Junior Researchers Group – “Mechanistic Understanding”
Profile:
- Name: Mechanistic Understanding
- Funding code/competition: 03XP0231
- Funding source: Federal Ministry of Education and Research (BMBF)
- Project duration: October 2019 to October 2024
- Funding volume: 1.5 million euros
Focus Applied Electrochemistry
The energy turnaround will not be possible without high-performance energy storage systems. This means not only that such systems will have to be developed, but also that the potential of existing technologies – such as the lithium-ion battery – will need to be exploited to the full, with restricting factors being eliminated or replaced. To this end, every process and reaction in the battery has to be understood down to the last detail. This is what our group of junior researchers, working under the title of “Mechanistic Understanding”, are engaged on at MEET Battery Research Center.
Focusing on applied electrochemistry, our team concentrates on understanding and controlling charge transfer reactions and redox reactions, because these have a decisive influence on a battery’s performance and are therefore a key factor in optimizing lithium-ion technology. With this focus in their work and the results they have so far achieved, our researchers are pioneering the further development of lithium-ion batteries. By specializing in the analysis of the interactions between atoms which take place in redox reactions, the team members gain insights into a field of research which has not been much investigated so far – but which is rich in potential.
Overcoming Barriers Through New Operando Analytical Methods
Comprehensive, complicated analytical methods are needed to measure the difficult-to-measure changes that take place in atoms and their bonding during redox reactions. This is the challenge that our junior researchers have taken up. In order to overcome analytical barriers, the researchers are constantly developing new, complex characterization techniques and evaluation methods such as are necessary, for example, for X-ray absorption spectroscopy in the area of soft X-rays. Up to now, ultra-high vacuum has been required for this. This, and other new developments, as well as methodological adjustments especially for batteries – which are complex research objects – enable the researchers to study energy storage operando, i.e. during use, and carry out detailed measurements. Through a combination of approaches – both of a sound theoretical nature and, at the same time, innovatively experimental – our researchers gain unique insights into redox reactions and the associated structural changes in lithium-ion batteries. In doing so, they benefit from MEET’s ultra-modern laboratories.

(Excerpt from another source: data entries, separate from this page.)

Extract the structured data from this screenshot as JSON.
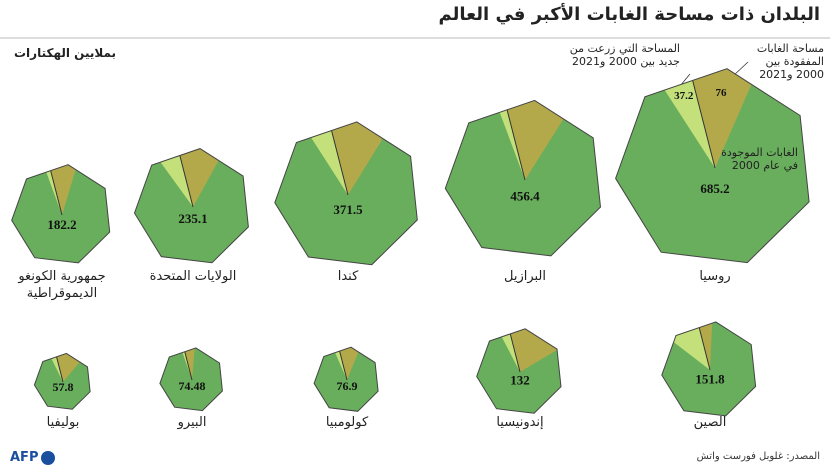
{
  "chart_data": {
    "type": "heptagon-area",
    "title": "البلدان ذات مساحة الغابات الأكبر في العالم",
    "unit": "بملايين الهكتارات",
    "source": "المصدر: غلوبل فورست واتش",
    "logo": "AFP",
    "categories": [
      "روسيا",
      "البرازيل",
      "كندا",
      "الولايات المتحدة",
      "جمهورية الكونغو الديموقراطية",
      "الصين",
      "إندونيسيا",
      "كولومبيا",
      "البيرو",
      "بوليفيا"
    ],
    "series": [
      {
        "name": "الغابات الموجودة في عام 2000",
        "color": "#68ae5c",
        "values": [
          685.2,
          456.4,
          371.5,
          235.1,
          182.2,
          151.8,
          132,
          76.9,
          74.48,
          57.8
        ]
      },
      {
        "name": "مساحة الغابات المفقودة بين 2000 و2021",
        "color": "#b3a94b",
        "values": [
          76,
          60,
          50,
          30,
          16,
          8,
          28,
          8,
          4,
          9
        ],
        "value_labels": [
          "76",
          null,
          null,
          null,
          null,
          null,
          null,
          null,
          null,
          null
        ]
      },
      {
        "name": "المساحة التي زرعت من جديد بين 2000 و2021",
        "color": "#c3e07a",
        "values": [
          37.2,
          8,
          20,
          15,
          3,
          18,
          5,
          2,
          1,
          2
        ],
        "value_labels": [
          "37.2",
          null,
          null,
          null,
          null,
          null,
          null,
          null,
          null,
          null
        ]
      }
    ]
  }
}
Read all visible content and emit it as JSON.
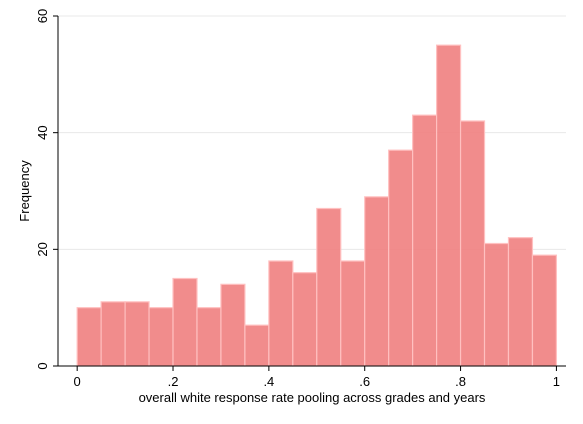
{
  "chart_data": {
    "type": "bar",
    "xlabel": "overall white response rate pooling across grades and years",
    "ylabel": "Frequency",
    "xlim": [
      -0.04,
      1.02
    ],
    "ylim": [
      0,
      60
    ],
    "bin_width": 0.05,
    "bin_starts": [
      0,
      0.05,
      0.1,
      0.15,
      0.2,
      0.25,
      0.3,
      0.35,
      0.4,
      0.45,
      0.5,
      0.55,
      0.6,
      0.65,
      0.7,
      0.75,
      0.8,
      0.85,
      0.9,
      0.95
    ],
    "values": [
      10,
      11,
      11,
      10,
      15,
      10,
      14,
      7,
      18,
      16,
      27,
      18,
      29,
      37,
      43,
      55,
      42,
      21,
      22,
      19
    ],
    "x_ticks": [
      {
        "value": 0,
        "label": "0"
      },
      {
        "value": 0.2,
        "label": ".2"
      },
      {
        "value": 0.4,
        "label": ".4"
      },
      {
        "value": 0.6,
        "label": ".6"
      },
      {
        "value": 0.8,
        "label": ".8"
      },
      {
        "value": 1,
        "label": "1"
      }
    ],
    "y_ticks": [
      {
        "value": 0,
        "label": "0"
      },
      {
        "value": 20,
        "label": "20"
      },
      {
        "value": 40,
        "label": "40"
      },
      {
        "value": 60,
        "label": "60"
      }
    ],
    "grid": true,
    "colors": {
      "bar_fill": "#f08080",
      "bar_edge": "#ffc0c0"
    }
  }
}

Our researchers also modify existing materials, and develop new ones, for lithium-ion batteries. In doing so, they concentrate for example on the anionic doping of layered oxides. Replacing the oxygen with minute quantities of anions gives them an opportunity to specifically modify the electronic character of materials and, as a result, significantly increase the efficiency of the battery. Something that our junior researchers also have on their agenda is a theoretical analysis of the interaction between individual cell components. In this connection, they focus for example on so-called electrode-balancing, which is this interaction between the cell components and which can be disturbed during battery operation – for example by high currents, temperatures over 40 degrees Celsius and below zero degrees, by long operation times or by rapid charging. This, in turn, can lead to massive drops in performance, and even safety risks.
Trendsetting Analysis of Redox Reactions
By taking an holistic approach, our research team has already set new standards in battery research. The team was the first to demonstrate experimentally that redox reactions in the cathode consisting of lithium-nickel-cobalt-manganese (NCM) are based on a reversible oxidation of nickel and on a hybridization with oxygen. In doing so, they have identified an understanding of redox reactions and the interactions associated with them as a major factor in improving the lithium-ion battery. Up to now, transition metal and oxygen were mostly considered separately. In order for the electron content of the transition metal to remain constant, however, the metal accesses electrons in the oxygen. As a result, a hybridization of transition metal and oxygen takes place. What our team of junior researchers now aim to do is to replace the oxygen with atoms which can release increasing quantities of electrons to the transition metal – and thus exchange more charge. The performance of the lithium-ion battery can be increased decisively in this way.